In 2019, Ohio’s Republican-controlled state legislature passed House Bill 6, which provided $1 billion in subsidies to bail out FirstEnergy Solutions, a nuclear-plant subsidiary of an electric utility. The bill was hardly an expression of the will of the people of Ohio. On the contrary, a dark-money group, Generation Now, has since pleaded guilty to charges of carrying out a massive bribery scheme to secure approval for the bailout. Generation Now backed the campaigns of 21 different state-level candidates, including the Speaker of the House, Larry Householder, who also received more than $400,000 in personal benefits.

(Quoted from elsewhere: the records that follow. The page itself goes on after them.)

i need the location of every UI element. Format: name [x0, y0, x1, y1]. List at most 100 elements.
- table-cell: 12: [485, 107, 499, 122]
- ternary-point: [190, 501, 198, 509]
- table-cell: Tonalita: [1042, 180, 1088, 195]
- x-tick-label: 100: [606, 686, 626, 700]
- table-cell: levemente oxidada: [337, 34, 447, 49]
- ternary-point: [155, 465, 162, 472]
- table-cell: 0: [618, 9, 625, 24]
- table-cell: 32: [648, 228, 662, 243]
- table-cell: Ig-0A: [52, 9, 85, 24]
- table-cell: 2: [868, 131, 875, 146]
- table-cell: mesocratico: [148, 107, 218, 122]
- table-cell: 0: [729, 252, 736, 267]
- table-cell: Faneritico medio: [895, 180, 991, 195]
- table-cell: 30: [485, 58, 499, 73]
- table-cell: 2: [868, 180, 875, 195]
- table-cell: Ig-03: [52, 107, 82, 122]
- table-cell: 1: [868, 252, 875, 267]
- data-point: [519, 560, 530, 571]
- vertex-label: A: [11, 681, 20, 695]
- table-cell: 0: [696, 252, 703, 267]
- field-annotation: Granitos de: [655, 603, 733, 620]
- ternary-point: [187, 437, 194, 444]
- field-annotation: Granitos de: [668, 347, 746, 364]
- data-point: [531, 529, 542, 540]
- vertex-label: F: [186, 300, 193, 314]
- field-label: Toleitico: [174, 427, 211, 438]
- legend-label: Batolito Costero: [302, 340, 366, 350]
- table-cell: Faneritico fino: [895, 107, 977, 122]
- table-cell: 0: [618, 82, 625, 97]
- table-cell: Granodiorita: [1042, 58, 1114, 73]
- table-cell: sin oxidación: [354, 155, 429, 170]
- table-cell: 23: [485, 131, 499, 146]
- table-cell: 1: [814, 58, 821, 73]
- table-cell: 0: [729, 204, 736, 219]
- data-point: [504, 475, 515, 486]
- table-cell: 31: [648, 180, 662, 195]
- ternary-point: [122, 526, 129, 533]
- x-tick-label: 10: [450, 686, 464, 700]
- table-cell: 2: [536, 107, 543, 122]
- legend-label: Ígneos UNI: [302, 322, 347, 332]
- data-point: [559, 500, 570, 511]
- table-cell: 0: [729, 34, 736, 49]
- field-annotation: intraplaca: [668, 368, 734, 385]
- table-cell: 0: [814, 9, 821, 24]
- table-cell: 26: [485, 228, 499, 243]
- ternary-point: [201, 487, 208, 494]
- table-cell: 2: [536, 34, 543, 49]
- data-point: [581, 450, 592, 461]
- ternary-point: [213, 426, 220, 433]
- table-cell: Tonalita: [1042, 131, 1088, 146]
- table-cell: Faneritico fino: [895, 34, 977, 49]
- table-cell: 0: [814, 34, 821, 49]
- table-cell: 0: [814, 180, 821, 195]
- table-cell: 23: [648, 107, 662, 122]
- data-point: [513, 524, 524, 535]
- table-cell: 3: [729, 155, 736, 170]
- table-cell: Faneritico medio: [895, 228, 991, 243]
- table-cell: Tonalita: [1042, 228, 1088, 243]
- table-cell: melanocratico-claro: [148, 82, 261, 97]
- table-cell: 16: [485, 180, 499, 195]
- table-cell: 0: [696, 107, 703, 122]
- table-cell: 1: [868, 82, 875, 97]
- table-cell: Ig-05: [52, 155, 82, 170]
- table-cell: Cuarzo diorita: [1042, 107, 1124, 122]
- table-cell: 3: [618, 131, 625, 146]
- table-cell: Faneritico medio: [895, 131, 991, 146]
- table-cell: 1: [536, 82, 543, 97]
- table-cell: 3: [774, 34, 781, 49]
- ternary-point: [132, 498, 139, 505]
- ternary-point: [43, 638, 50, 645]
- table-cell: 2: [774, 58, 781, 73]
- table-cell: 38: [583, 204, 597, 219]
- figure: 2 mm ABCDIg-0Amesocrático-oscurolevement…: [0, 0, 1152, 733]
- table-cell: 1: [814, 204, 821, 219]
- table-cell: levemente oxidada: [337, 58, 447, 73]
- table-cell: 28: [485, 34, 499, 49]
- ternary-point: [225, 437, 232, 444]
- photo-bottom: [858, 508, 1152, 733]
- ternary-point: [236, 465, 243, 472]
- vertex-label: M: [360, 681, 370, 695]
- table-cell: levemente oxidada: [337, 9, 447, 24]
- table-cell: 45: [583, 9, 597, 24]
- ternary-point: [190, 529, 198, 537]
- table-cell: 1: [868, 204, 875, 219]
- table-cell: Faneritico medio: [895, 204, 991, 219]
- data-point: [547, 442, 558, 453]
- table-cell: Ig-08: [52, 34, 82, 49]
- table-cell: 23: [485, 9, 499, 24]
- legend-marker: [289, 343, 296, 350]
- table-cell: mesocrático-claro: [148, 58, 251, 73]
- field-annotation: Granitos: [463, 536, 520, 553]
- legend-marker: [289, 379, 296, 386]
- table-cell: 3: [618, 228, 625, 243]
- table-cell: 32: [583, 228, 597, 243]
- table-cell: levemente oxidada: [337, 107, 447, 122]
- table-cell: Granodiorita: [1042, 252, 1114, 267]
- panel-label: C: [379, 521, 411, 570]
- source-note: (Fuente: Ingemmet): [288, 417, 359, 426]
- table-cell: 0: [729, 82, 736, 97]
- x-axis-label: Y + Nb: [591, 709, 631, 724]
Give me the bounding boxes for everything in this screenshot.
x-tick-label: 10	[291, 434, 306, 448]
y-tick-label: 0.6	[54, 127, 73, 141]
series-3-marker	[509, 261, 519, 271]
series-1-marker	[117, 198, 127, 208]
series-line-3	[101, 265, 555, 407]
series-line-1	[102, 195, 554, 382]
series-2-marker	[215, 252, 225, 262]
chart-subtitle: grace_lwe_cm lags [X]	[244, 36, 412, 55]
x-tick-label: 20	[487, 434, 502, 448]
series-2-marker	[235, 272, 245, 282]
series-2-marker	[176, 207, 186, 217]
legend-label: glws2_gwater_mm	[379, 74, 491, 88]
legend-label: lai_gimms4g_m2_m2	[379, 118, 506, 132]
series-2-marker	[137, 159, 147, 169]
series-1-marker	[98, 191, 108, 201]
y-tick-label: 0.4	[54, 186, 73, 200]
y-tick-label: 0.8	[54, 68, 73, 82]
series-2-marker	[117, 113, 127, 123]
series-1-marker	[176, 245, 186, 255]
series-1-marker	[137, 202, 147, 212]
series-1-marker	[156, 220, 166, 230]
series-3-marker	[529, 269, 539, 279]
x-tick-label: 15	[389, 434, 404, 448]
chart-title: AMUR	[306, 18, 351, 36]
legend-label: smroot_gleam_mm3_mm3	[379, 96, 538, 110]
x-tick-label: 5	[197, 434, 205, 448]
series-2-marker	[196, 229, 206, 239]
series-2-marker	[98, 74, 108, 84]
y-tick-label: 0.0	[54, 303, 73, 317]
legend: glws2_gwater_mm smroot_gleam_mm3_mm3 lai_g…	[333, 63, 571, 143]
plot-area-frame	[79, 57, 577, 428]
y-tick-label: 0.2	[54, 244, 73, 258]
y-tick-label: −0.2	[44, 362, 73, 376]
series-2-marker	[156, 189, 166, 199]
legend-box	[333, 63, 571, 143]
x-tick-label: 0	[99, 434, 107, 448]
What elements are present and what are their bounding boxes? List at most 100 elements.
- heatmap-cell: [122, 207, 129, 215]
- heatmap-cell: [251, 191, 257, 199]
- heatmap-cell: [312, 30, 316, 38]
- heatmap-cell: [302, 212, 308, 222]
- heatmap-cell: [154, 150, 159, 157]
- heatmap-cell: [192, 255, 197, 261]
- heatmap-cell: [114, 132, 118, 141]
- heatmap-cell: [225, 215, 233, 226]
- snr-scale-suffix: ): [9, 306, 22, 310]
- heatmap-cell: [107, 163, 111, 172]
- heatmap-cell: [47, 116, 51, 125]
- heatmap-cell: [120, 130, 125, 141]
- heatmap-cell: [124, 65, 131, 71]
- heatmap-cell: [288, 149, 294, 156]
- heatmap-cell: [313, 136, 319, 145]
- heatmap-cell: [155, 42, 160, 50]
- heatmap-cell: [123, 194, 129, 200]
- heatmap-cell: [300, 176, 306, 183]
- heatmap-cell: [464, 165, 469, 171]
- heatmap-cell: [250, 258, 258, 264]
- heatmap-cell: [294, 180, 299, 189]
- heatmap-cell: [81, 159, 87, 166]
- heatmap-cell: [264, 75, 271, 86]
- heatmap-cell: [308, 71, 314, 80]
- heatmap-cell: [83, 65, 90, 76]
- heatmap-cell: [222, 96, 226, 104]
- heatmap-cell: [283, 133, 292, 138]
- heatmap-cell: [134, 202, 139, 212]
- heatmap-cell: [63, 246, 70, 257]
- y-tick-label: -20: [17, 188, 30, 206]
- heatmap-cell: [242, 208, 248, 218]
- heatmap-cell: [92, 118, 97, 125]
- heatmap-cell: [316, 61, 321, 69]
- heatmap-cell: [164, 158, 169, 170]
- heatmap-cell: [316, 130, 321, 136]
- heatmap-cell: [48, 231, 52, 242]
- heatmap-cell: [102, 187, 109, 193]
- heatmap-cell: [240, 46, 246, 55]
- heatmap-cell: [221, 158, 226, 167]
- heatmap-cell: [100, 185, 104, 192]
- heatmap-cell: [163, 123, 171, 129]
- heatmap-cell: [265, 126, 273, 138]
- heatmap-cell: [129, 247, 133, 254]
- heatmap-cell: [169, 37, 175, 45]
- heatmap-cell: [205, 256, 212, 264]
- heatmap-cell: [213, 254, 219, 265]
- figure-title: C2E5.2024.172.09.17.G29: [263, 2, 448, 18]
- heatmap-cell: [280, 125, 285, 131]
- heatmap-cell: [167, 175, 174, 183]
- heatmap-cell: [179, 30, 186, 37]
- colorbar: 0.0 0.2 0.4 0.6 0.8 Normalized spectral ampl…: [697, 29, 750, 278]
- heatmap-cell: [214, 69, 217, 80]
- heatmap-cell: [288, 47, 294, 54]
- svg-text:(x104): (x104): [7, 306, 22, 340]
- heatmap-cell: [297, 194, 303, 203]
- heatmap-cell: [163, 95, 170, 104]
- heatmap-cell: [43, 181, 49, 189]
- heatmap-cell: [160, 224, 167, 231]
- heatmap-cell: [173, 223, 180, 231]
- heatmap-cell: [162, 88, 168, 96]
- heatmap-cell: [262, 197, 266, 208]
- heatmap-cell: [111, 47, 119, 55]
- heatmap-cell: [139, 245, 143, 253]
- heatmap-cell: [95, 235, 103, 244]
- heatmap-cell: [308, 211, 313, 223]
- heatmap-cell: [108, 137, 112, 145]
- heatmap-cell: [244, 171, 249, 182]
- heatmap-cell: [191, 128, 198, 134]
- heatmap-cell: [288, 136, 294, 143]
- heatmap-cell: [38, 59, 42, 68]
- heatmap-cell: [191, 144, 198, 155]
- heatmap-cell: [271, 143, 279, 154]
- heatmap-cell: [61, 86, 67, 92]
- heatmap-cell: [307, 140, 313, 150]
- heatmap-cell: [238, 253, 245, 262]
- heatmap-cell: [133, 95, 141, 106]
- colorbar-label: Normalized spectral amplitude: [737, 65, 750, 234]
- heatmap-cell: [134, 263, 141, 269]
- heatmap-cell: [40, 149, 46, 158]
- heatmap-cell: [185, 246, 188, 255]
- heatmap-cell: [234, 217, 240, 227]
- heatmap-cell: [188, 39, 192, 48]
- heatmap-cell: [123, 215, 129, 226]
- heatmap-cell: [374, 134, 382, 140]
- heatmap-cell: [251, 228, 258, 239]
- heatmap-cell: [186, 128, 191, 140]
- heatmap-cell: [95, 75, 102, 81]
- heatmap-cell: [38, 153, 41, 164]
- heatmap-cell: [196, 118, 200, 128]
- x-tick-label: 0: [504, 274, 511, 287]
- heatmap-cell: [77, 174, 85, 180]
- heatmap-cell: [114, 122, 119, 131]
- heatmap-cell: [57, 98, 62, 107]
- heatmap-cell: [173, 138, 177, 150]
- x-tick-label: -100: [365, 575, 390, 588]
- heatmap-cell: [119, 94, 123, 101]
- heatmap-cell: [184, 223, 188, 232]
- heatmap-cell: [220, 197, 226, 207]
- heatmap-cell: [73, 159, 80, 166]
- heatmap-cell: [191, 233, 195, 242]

And if this was not bad enough, when Ohioans started collecting signatures for a referendum to abolish HB6, Generation Now launched an ad campaign claiming that the Chinese would take over the state’s power grid if the repeal was successful. A local news outlet also found that the group had “hired ‘blockers’ who followed, encircled, harassed, and (in a couple cases) physically hit petition gatherers.” It was later revealed that Generation Now was founded with $56.6 million from FirstEnergy Solutions, but this scandal would never even have been exposed if not for an FBI investigation.
Since this episode seems to belong more in 1950s Guatemala than in twenty-first-century America, can we dismiss it as an isolated case, limited to one bad company, one state, or just the Republican Party? Unfortunately, we cannot….
The first principle of responsible investing, then, is to ensure that corporations are not violating or rewriting the rules of the democratic game, either at home or abroad.”